ANTWERP.- Tim Van Laere Gallery presents Kati Heck's fourth solo exhibition: All my friends are wild. In this exhibition Heck shows a series of new paintings, textile works, photographs and a bronze sculpture.
Kati Hecks masterful virtuosity is unmistakable. She portrays her figures in a photo-realistic manner with great attention to every detail. She combines that precision with abstractions and parts that are applied almost sculpturally on canvas. Most of her subjects are derived from her immediate surroundings, making most her works populated by her friends, neighbors and pets. Her works reminds us of the bars, dancers and actors of Otto Dix and George Grosz, but also refer to Jean-Michael Basquiat and the Old Masters. With her works, Heck synthesizes different styles, combining elements from expressionism and surrealism with social realism.
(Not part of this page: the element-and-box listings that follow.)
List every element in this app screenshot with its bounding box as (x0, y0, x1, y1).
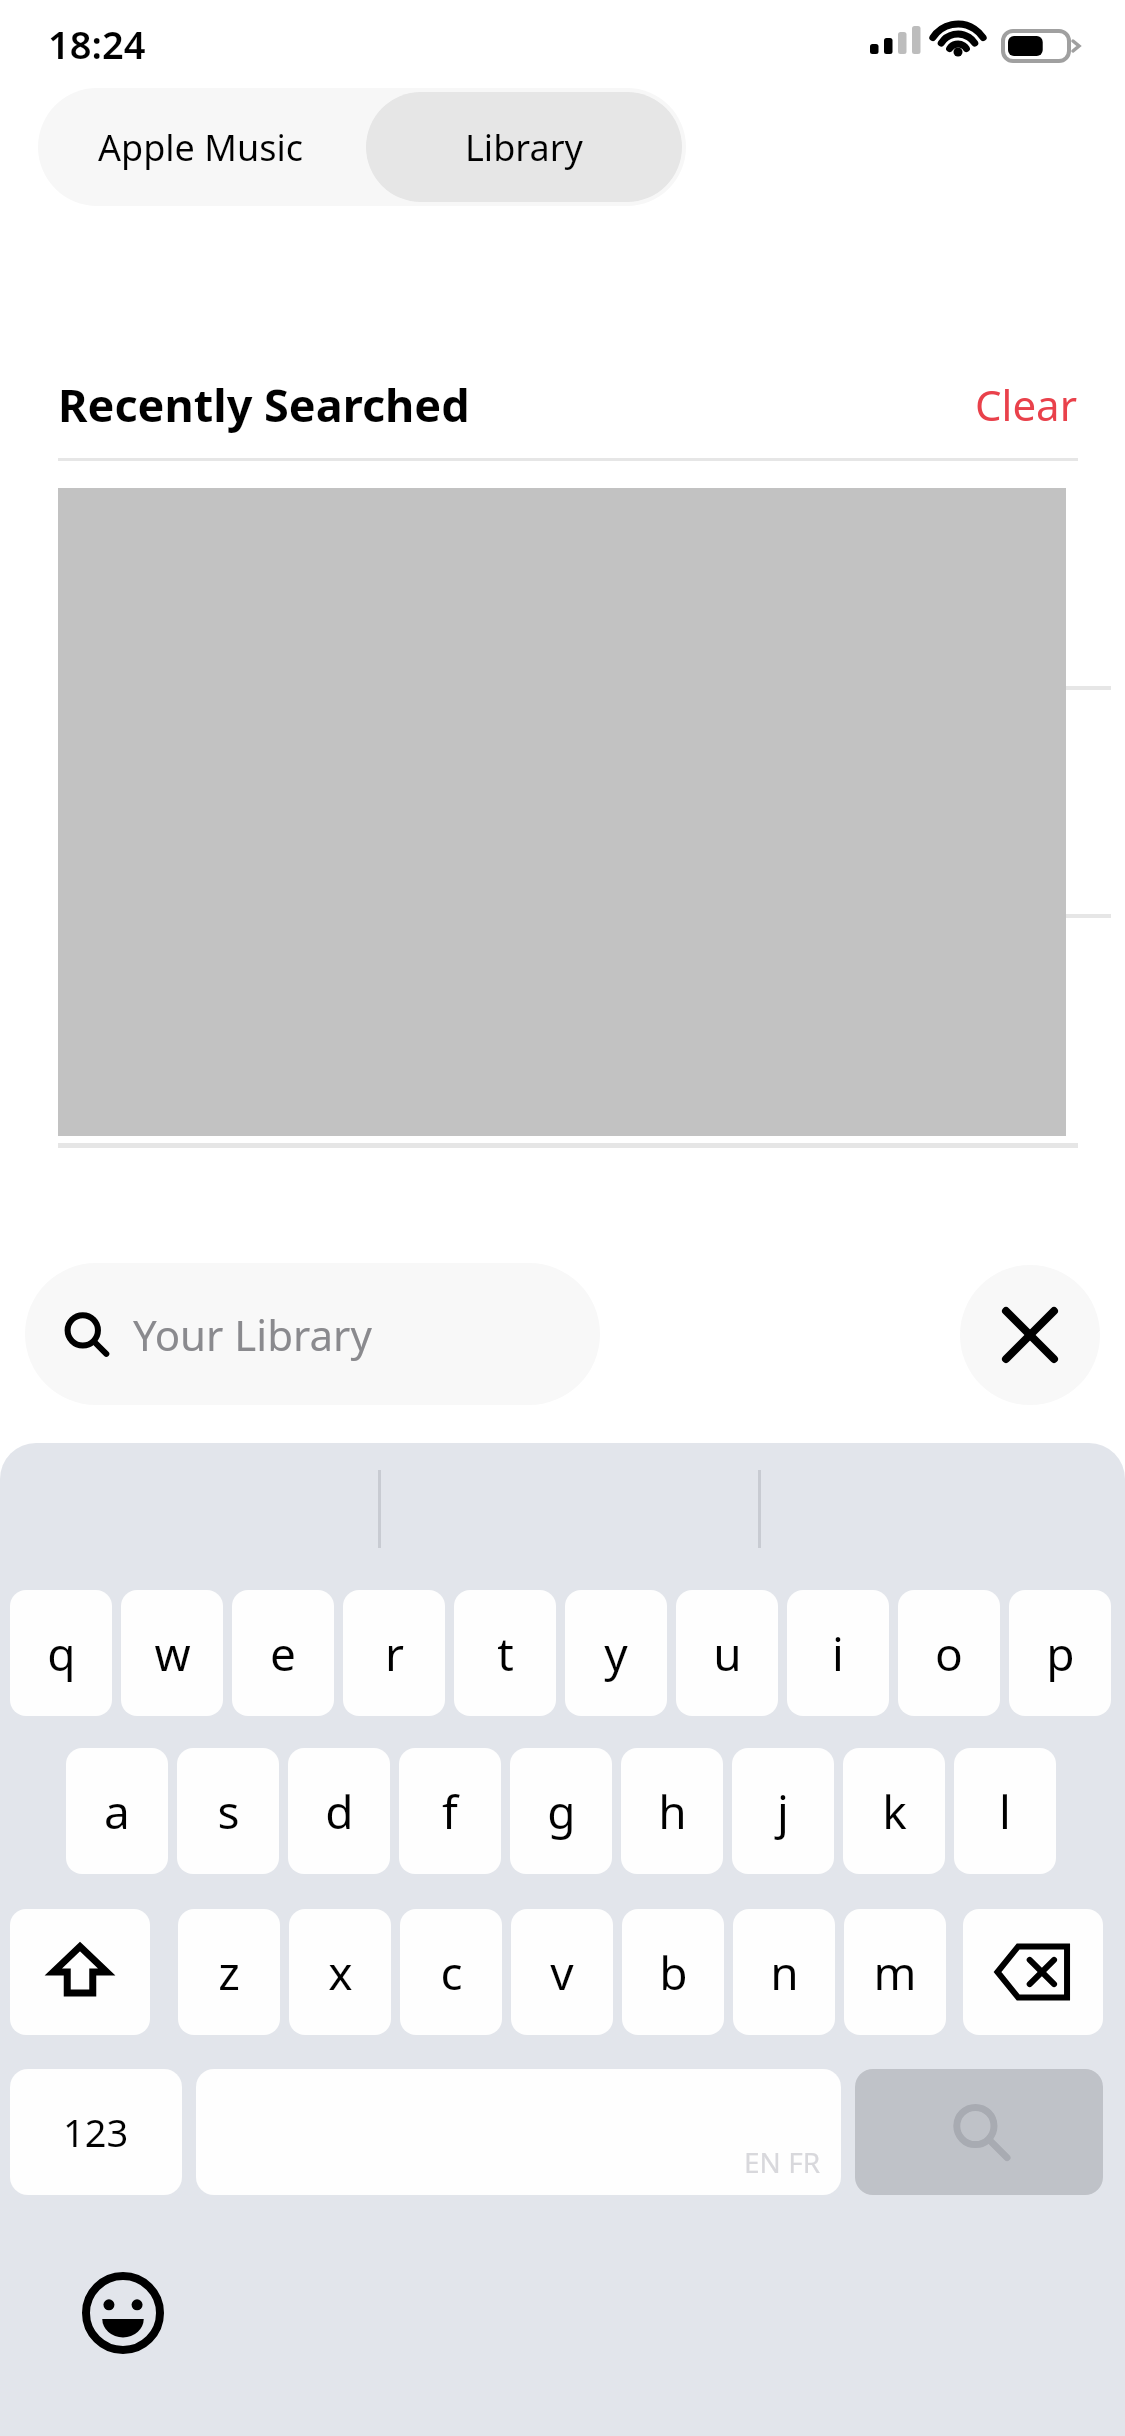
staticText: h (658, 1780, 687, 1843)
button[interactable]: c (400, 1909, 502, 2035)
staticText: u (713, 1622, 742, 1685)
button[interactable]: Emoji keyboard (58, 2248, 188, 2378)
button[interactable]: w (121, 1590, 223, 1716)
staticText: x (328, 1941, 353, 2004)
button[interactable]: u (676, 1590, 778, 1716)
button[interactable]: k (843, 1748, 945, 1874)
button[interactable]: Backspace (963, 1909, 1103, 2035)
staticText: Your Library (133, 1306, 372, 1363)
staticText: i (832, 1622, 844, 1685)
button[interactable]: x (289, 1909, 391, 2035)
staticText: g (547, 1780, 576, 1843)
button[interactable]: Library (366, 92, 682, 202)
staticText: w (154, 1622, 191, 1685)
staticText: y (604, 1622, 628, 1685)
button[interactable]: y (565, 1590, 667, 1716)
button[interactable]: d (288, 1748, 390, 1874)
button[interactable]: o (898, 1590, 1000, 1716)
staticText: a (104, 1780, 130, 1843)
staticText: 123 (63, 2106, 129, 2158)
button[interactable]: r (343, 1590, 445, 1716)
staticText: j (777, 1780, 789, 1843)
button[interactable]: t (454, 1590, 556, 1716)
staticText: b (659, 1941, 688, 2004)
staticText: r (385, 1622, 404, 1685)
staticText: o (935, 1622, 963, 1685)
button[interactable]: Shift (10, 1909, 150, 2035)
staticText: q (47, 1622, 76, 1685)
staticText: 18:24 (48, 18, 146, 70)
button[interactable]: Close search (960, 1265, 1100, 1405)
staticText: t (497, 1622, 514, 1685)
button[interactable]: b (622, 1909, 724, 2035)
button[interactable]: p (1009, 1590, 1111, 1716)
button[interactable]: f (399, 1748, 501, 1874)
staticText: p (1046, 1622, 1075, 1685)
staticText: s (217, 1780, 240, 1843)
button[interactable]: v (511, 1909, 613, 2035)
button[interactable]: n (733, 1909, 835, 2035)
button[interactable]: Apple Music (38, 88, 362, 206)
button[interactable]: Your Library (25, 1263, 600, 1405)
button[interactable]: z (178, 1909, 280, 2035)
staticText: e (270, 1622, 296, 1685)
staticText: c (440, 1941, 463, 2004)
button[interactable]: g (510, 1748, 612, 1874)
button[interactable]: h (621, 1748, 723, 1874)
staticText: EN FR (744, 2143, 821, 2181)
staticText: f (442, 1780, 458, 1843)
button[interactable]: j (732, 1748, 834, 1874)
staticText: z (218, 1941, 240, 2004)
button[interactable]: q (10, 1590, 112, 1716)
staticText: Library (465, 123, 583, 172)
button[interactable]: s (177, 1748, 279, 1874)
button[interactable]: a (66, 1748, 168, 1874)
button[interactable]: Space (196, 2069, 841, 2195)
staticText: l (999, 1780, 1011, 1843)
staticText: m (873, 1941, 917, 2004)
staticText: Apple Music (98, 123, 303, 172)
staticText: d (325, 1780, 354, 1843)
button[interactable]: m (844, 1909, 946, 2035)
staticText: Clear (975, 376, 1077, 433)
staticText: v (550, 1941, 574, 2004)
staticText: k (882, 1780, 907, 1843)
button[interactable]: e (232, 1590, 334, 1716)
button[interactable]: 123 (10, 2069, 182, 2195)
staticText: n (770, 1941, 799, 2004)
button[interactable]: l (954, 1748, 1056, 1874)
staticText: Recently Searched (58, 374, 470, 435)
button[interactable]: i (787, 1590, 889, 1716)
button[interactable]: Search (855, 2069, 1103, 2195)
button[interactable]: Clear (965, 370, 1087, 439)
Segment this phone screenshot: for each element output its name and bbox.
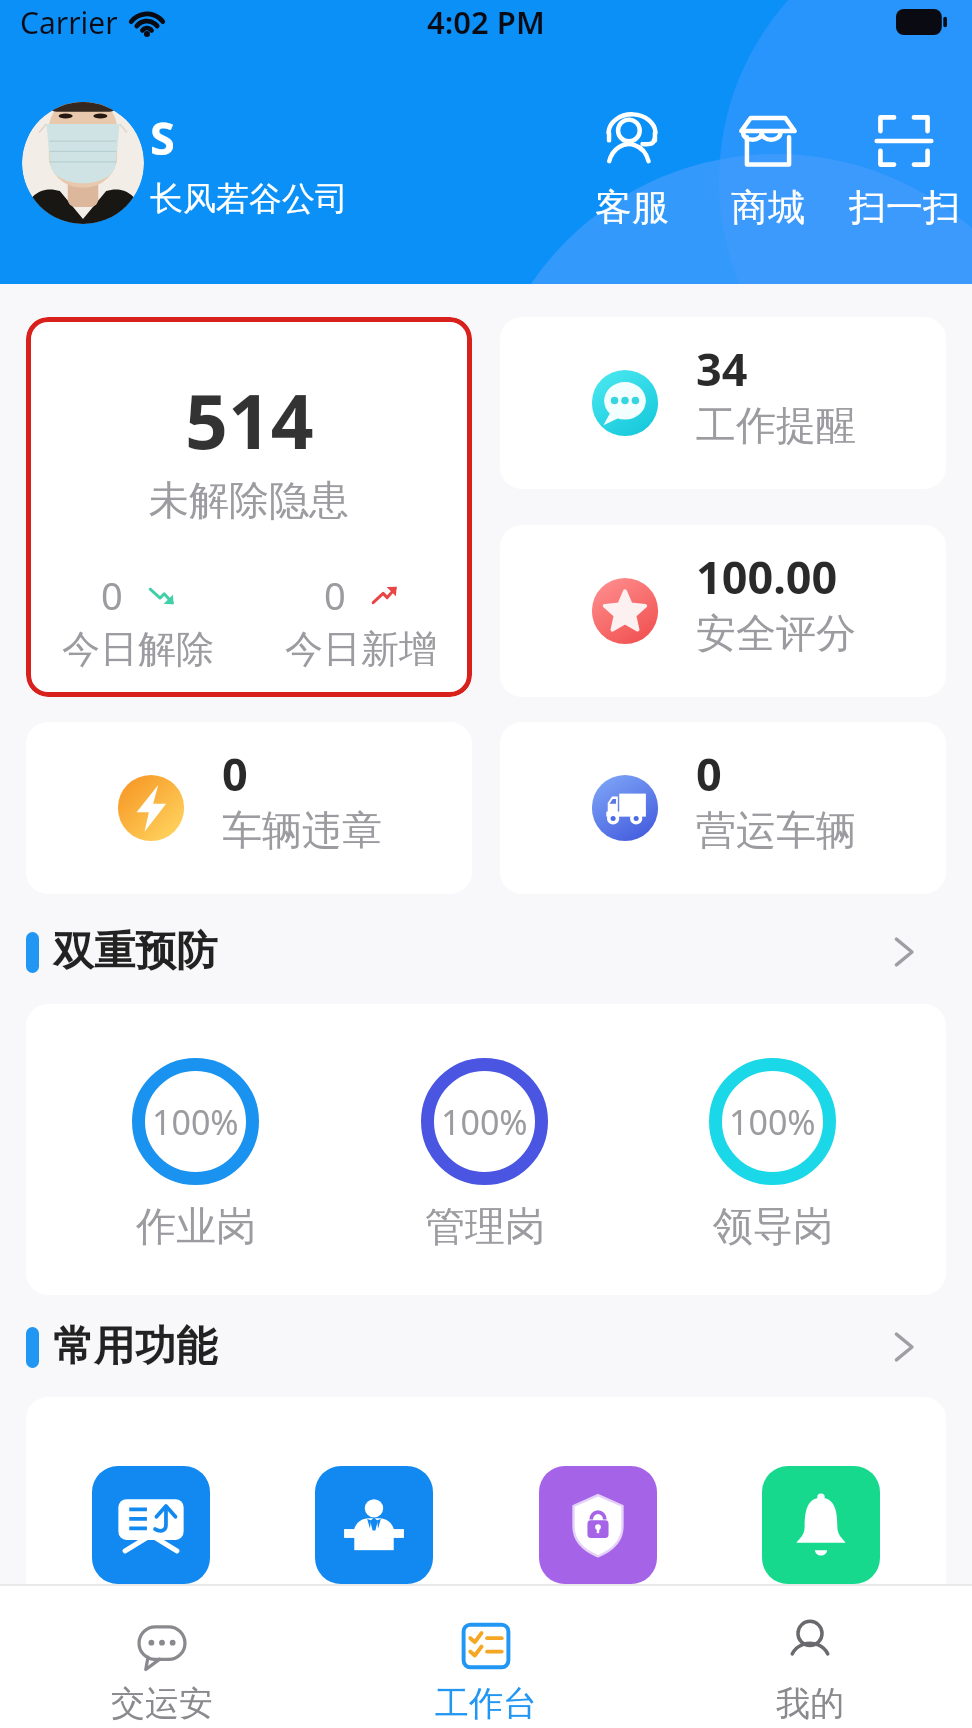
button[interactable]: 0 [500, 722, 946, 894]
staticText: 我的 [776, 1682, 844, 1725]
staticText: 34 [696, 338, 748, 399]
staticText: 扫一扫 [849, 184, 960, 231]
staticText: 未解除隐患 [149, 475, 349, 525]
button[interactable]: 商城 [700, 110, 836, 231]
staticText: 今日解除 [62, 625, 214, 673]
button[interactable]: 消息提醒 Alerts [762, 1466, 880, 1584]
staticText: 安全评分 [696, 608, 856, 658]
button[interactable]: 常用功能 [26, 1297, 946, 1397]
button[interactable]: 100% [709, 1058, 836, 1251]
staticText: 100% [441, 1099, 528, 1145]
button[interactable]: 双重预防 [26, 900, 946, 1004]
button[interactable]: 交运安 [0, 1618, 324, 1728]
staticText: 100% [152, 1099, 239, 1145]
button[interactable]: 514 [26, 317, 472, 697]
staticText: 0 [324, 569, 346, 621]
staticText: 0 [696, 743, 722, 804]
staticText: 营运车辆 [696, 805, 856, 855]
staticText: 车辆违章 [222, 805, 382, 855]
staticText: 100% [729, 1099, 816, 1145]
button[interactable]: 扫一扫 [836, 110, 972, 231]
button[interactable]: 客服 [564, 110, 700, 231]
staticText: 514 [185, 369, 314, 471]
button[interactable]: 岗位职责 Duty [315, 1466, 433, 1584]
staticText: 领导岗 [713, 1201, 833, 1251]
button[interactable]: 0 [26, 722, 472, 894]
button[interactable]: Profile [22, 102, 144, 224]
staticText: 双重预防 [53, 926, 217, 978]
staticText: S [150, 107, 175, 168]
button[interactable]: 34 [500, 317, 946, 489]
button[interactable]: 我的 [648, 1618, 972, 1728]
staticText: 工作台 [435, 1682, 537, 1725]
staticText: 长风若谷公司 [150, 178, 348, 220]
staticText: 管理岗 [425, 1201, 545, 1251]
staticText: 4:02 PM [427, 1, 545, 43]
staticText: 商城 [731, 184, 805, 231]
staticText: 常用功能 [53, 1321, 217, 1373]
staticText: 0 [101, 569, 123, 621]
button[interactable]: 工作台 [324, 1618, 648, 1728]
staticText: 作业岗 [136, 1201, 256, 1251]
button[interactable]: 100.00 [500, 525, 946, 697]
button[interactable]: 隐患上报 Report hazard [92, 1466, 210, 1584]
button[interactable]: 100% [132, 1058, 259, 1251]
staticText: 0 [222, 743, 248, 804]
staticText: 100.00 [696, 546, 838, 607]
staticText: Carrier [20, 2, 118, 43]
button[interactable]: 安全管理 Security [539, 1466, 657, 1584]
staticText: 客服 [595, 184, 669, 231]
staticText: 交运安 [111, 1682, 213, 1725]
staticText: 工作提醒 [696, 400, 856, 450]
button[interactable]: 100% [421, 1058, 548, 1251]
staticText: 今日新增 [285, 625, 437, 673]
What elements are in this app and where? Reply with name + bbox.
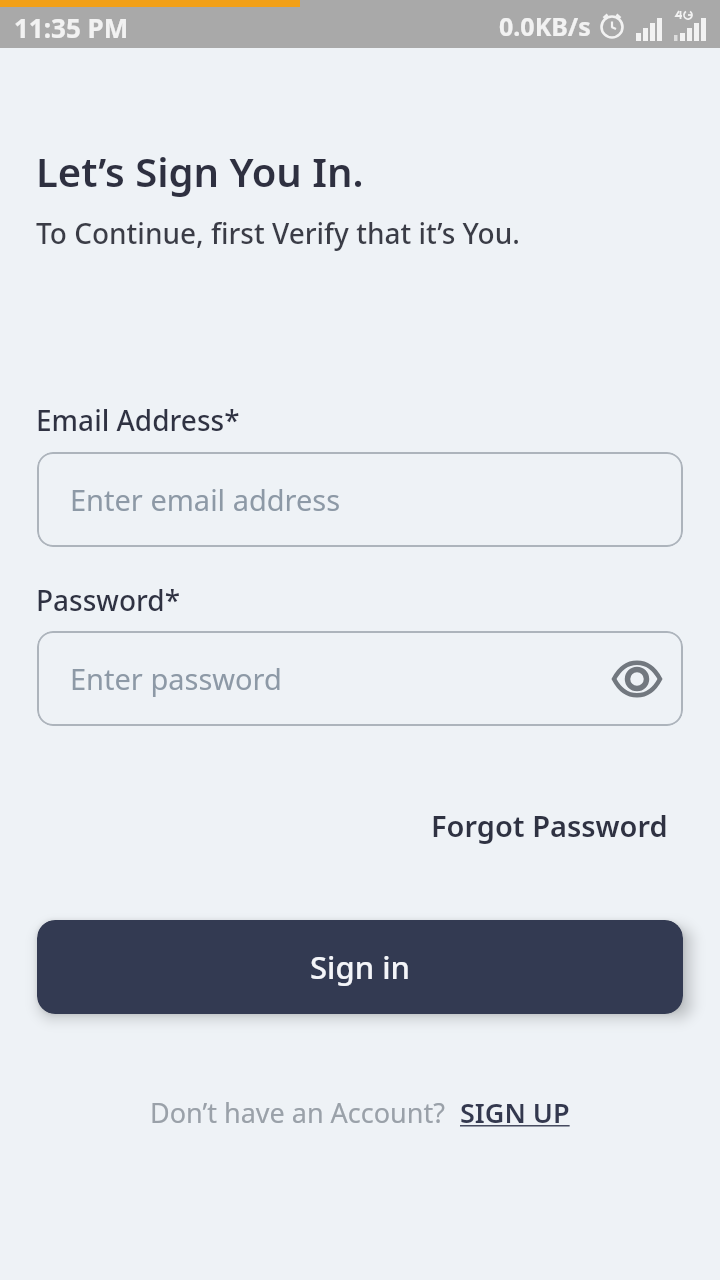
button[interactable] (611, 659, 663, 699)
button[interactable]: Enter email address (37, 452, 683, 547)
staticText: Let’s Sign You In. (36, 144, 364, 198)
staticText: Password* (36, 581, 181, 619)
staticText: Email Address* (36, 401, 240, 439)
button[interactable]: Sign in (37, 920, 683, 1014)
staticText: 0.0KB/s (499, 9, 591, 43)
staticText: Don’t have an Account? (150, 1094, 445, 1131)
button[interactable]: Forgot Password (431, 806, 668, 845)
staticText: Enter email address (70, 480, 341, 519)
button[interactable]: SIGN UP (460, 1094, 570, 1131)
staticText: Sign in (310, 946, 410, 988)
staticText: 11:35 PM (14, 10, 129, 45)
staticText: To Continue, first Verify that it’s You. (36, 214, 520, 252)
staticText: Enter password (70, 659, 282, 698)
button[interactable]: Enter password (37, 631, 683, 726)
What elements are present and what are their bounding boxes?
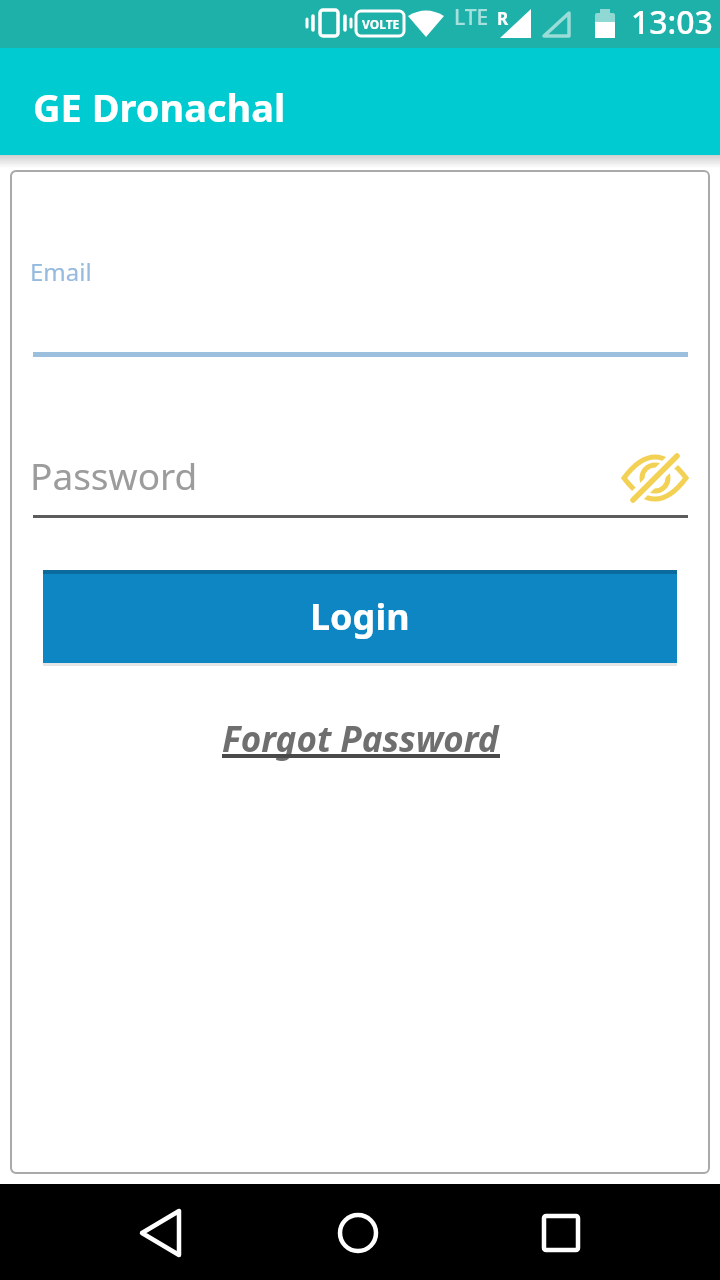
staticText: Email	[30, 255, 92, 288]
staticText: Login	[310, 592, 410, 641]
button[interactable]	[618, 444, 692, 512]
button[interactable]	[531, 1203, 591, 1263]
button[interactable]: Login	[43, 570, 677, 663]
button[interactable]: Forgot Password	[222, 715, 499, 763]
staticText: GE Dronachal	[33, 81, 286, 133]
button[interactable]	[328, 1203, 388, 1263]
staticText: LTE	[454, 3, 489, 32]
button[interactable]: Email	[30, 255, 688, 357]
staticText: Password	[30, 450, 198, 500]
button[interactable]: Password	[30, 450, 610, 518]
staticText: 13:03	[631, 0, 713, 44]
button[interactable]	[131, 1203, 191, 1263]
staticText: R	[497, 7, 509, 30]
staticText: VOLTE	[362, 16, 400, 32]
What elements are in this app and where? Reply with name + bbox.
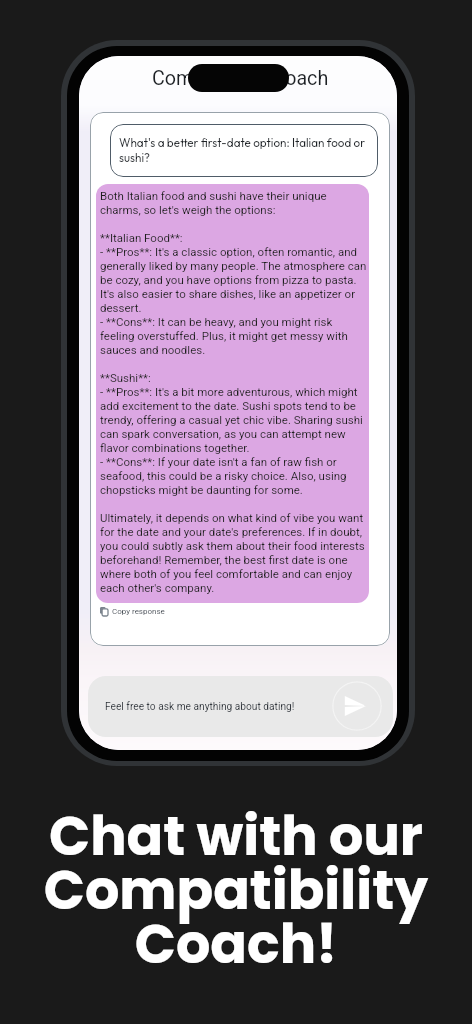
staticText: Chat with our Compatibility Coach!: [0, 798, 472, 982]
button[interactable]: Send message: [332, 681, 382, 731]
button[interactable]: Copy response: [100, 607, 165, 616]
staticText: What's a better first-date option: Itali…: [119, 135, 371, 165]
button[interactable]: Feel free to ask me anything about datin…: [88, 676, 393, 737]
staticText: Both Italian food and sushi have their u…: [100, 189, 367, 595]
button[interactable]: What's a better first-date option: Itali…: [110, 124, 378, 177]
staticText: Compatibility Coach: [152, 67, 329, 90]
staticText: Copy response: [112, 607, 165, 616]
staticText: Feel free to ask me anything about datin…: [105, 701, 295, 713]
With her new series of works, Heck shows an alternative universe, inspired by the ideas of philosopher Donna Haraway. Haraway has had a major impact on contemporary social sciences and philosophy through her highly original way of thinking with which she moves between theory and fiction. In her books A Cyborg Manifesto and Staying with the trouble, she sketches stories in a fantastic universe populated by transfuturistic life forms. The scene in Heck's work Tafelrunde: Wässerung, 2019, builds on this idea of multi-biological society, where human and non-human life forms talk together at the table. Just like Haraway, Heck examines and observes her environment and current discussions and transforms them into her own findings, narratives and visual language. This Dadaistic process is reflected in both her figures and words. In the work Probe Pflanzung, 2019, we see a man whose right foot seems to disappear in a white cloud. A hybrid figure with an amputated leg offers him a horse's hoof instead. The same idea of bodily collages also comes back in Meisterengelchen: Pufff, 2019 where a weathered woman can be seen with wings and distorted hands. With this Heck responds to the classical archetype of the fallen angel. The work also shows itself as the opposite of Der herrliche Selbstbetrug, 2012, in which Heck portrayed herself with the same stick as a nomad who embarks on a tough journey.
Kati Heck (°1979, Düsseldorf, Germany) lives and works in Pulle. Recent solo exhibitions include Sadie Coles HQ, London; M HKA, Antwerp; Corbett vs Dempsey, Chicago; CAC, Malaga; and Mary Boone Gallery, New York. Her work is part of public collections such as M HKA, Antwerp; CAC, Malaga; City of Antwerp; The Rachofsky Collection, Dallas; Pompidou Center, Paris; Hall Art Foundation, Reading; La Maison Rouge, Paris; Middelheim Museum, Antwerp; Museum De Domijnen, Sittard; Mu.ZEE, Ostend; Municipal Museum of Contemporary Art (S.M.A.K.), Ghent; Walker Art Center, Minneapolis.